Il concetto è una vera e propria rivoluzione. Da sempre siamo abituati a pensare che coltivare sia un’attività totalmente dipendente da ciò che noi facciamo e dalle nostre dirette azioni. Troppo spesso tendiamo a dimenticarci della complessità dei sistemi naturali e, soprattutto, della loro non-linearità, cercando di sostituirci ad essi nella convinzione di poterli controllare. In realtà, tutto ciò alla lunga ci costringe ad azioni a sviluppo esponenziale; si pensi alle concimazioni necessarie anno dopo anno, alle lavorazioni del suolo, alla necessità di diserbo o ai vari trattamenti antiparassitari o antipatogeni…

Un orto tradizionale, spesso, applica regole “riduzioniste” attraverso l’eliminazione di tutto il materiale vegetale indesiderato (le erbacce) e la regolamentazione di stretti canoni di coltivazione, vincolando il “sistema orto” ad un processo continuo di interventi spesso energeticamente deficitari (si pensi alle calorie che consumiamo durante una doppia vangatura profonda e quelle che otterremo dai frutti di quel raccolto o ai soldi che spendiamo per la coltivazione dei nostri pomodori ed il loro valore di mercato…)

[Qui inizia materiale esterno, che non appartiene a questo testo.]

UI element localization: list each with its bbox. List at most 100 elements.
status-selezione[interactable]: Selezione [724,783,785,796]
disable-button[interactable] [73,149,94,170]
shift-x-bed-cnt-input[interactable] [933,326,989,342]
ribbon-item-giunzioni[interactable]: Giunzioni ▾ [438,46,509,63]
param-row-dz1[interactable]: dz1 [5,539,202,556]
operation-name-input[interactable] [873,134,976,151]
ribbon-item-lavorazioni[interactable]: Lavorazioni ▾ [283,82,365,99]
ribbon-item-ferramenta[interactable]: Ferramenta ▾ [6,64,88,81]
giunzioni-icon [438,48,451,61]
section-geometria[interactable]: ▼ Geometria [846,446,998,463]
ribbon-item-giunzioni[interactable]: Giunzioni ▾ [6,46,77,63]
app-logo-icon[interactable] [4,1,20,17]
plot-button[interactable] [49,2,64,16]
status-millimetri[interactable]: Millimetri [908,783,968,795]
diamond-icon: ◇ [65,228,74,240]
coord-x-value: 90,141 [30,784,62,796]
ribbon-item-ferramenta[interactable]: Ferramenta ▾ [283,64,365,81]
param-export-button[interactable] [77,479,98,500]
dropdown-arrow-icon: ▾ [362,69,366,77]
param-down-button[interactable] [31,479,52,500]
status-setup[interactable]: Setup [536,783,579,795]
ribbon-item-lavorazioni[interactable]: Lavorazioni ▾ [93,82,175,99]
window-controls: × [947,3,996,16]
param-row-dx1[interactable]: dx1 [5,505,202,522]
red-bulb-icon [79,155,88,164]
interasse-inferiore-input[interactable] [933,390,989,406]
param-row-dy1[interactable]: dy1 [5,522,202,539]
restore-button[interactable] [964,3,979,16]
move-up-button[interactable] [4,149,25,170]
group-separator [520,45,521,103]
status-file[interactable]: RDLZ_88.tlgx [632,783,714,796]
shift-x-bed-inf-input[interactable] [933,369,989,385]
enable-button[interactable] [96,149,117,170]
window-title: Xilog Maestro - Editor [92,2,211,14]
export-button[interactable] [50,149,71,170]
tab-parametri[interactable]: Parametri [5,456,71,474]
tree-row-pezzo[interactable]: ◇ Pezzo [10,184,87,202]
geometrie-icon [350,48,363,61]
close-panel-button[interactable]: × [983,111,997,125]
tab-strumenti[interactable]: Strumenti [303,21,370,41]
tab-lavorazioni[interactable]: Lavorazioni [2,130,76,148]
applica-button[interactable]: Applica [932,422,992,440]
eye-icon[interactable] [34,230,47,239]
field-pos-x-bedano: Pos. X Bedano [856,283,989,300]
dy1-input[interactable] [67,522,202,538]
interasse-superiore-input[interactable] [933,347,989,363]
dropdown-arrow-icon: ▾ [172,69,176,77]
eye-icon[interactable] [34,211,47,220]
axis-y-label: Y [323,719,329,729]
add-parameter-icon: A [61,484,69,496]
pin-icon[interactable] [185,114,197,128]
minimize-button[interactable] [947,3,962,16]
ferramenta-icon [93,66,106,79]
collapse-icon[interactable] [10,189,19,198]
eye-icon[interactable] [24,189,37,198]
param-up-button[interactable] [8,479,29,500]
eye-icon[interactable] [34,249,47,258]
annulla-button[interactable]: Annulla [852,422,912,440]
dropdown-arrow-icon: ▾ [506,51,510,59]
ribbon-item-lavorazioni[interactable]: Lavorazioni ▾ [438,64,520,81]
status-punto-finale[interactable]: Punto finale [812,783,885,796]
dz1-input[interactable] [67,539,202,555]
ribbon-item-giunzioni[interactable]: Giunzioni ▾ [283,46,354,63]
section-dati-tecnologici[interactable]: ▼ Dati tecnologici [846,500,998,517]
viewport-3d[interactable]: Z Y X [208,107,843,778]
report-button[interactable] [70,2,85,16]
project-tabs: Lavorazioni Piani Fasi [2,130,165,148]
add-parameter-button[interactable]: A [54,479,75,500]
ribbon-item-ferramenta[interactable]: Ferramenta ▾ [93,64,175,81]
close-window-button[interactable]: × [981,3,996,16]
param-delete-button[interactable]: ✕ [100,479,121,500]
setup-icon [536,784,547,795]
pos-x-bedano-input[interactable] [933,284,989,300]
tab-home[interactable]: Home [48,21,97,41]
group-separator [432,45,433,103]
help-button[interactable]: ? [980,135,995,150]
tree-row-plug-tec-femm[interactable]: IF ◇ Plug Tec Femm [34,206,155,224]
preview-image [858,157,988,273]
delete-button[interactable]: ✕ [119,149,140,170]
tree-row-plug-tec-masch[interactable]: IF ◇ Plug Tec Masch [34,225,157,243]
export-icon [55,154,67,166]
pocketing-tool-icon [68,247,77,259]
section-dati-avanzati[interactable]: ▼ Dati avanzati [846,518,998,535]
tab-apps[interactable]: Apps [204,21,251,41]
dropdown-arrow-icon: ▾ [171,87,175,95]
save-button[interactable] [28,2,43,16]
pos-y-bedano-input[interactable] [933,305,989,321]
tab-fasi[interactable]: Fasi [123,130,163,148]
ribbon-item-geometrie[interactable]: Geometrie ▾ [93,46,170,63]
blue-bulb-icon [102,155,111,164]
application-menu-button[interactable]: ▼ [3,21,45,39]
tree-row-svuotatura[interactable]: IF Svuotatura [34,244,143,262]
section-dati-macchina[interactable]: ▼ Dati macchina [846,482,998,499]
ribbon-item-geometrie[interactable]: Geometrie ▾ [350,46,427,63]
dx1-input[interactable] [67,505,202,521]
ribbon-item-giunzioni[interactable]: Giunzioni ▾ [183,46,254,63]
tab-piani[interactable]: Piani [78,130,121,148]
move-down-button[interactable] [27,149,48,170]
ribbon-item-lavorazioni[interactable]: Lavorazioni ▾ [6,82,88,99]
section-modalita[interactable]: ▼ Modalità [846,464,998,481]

Dal mio punto di vista l’orto sinergico è, in parte, la ricerca del “pasto gratis”, senza costi personali e per l’ambiente circostante. La creazione di un ecosistema autoportante che, in un rapporto di sinergia tra piante, animali, microrganismi, funghi e me stesso, è in grado di darmi nutrimento ricavandone anche per sè in un continuo ciclo di fertilità.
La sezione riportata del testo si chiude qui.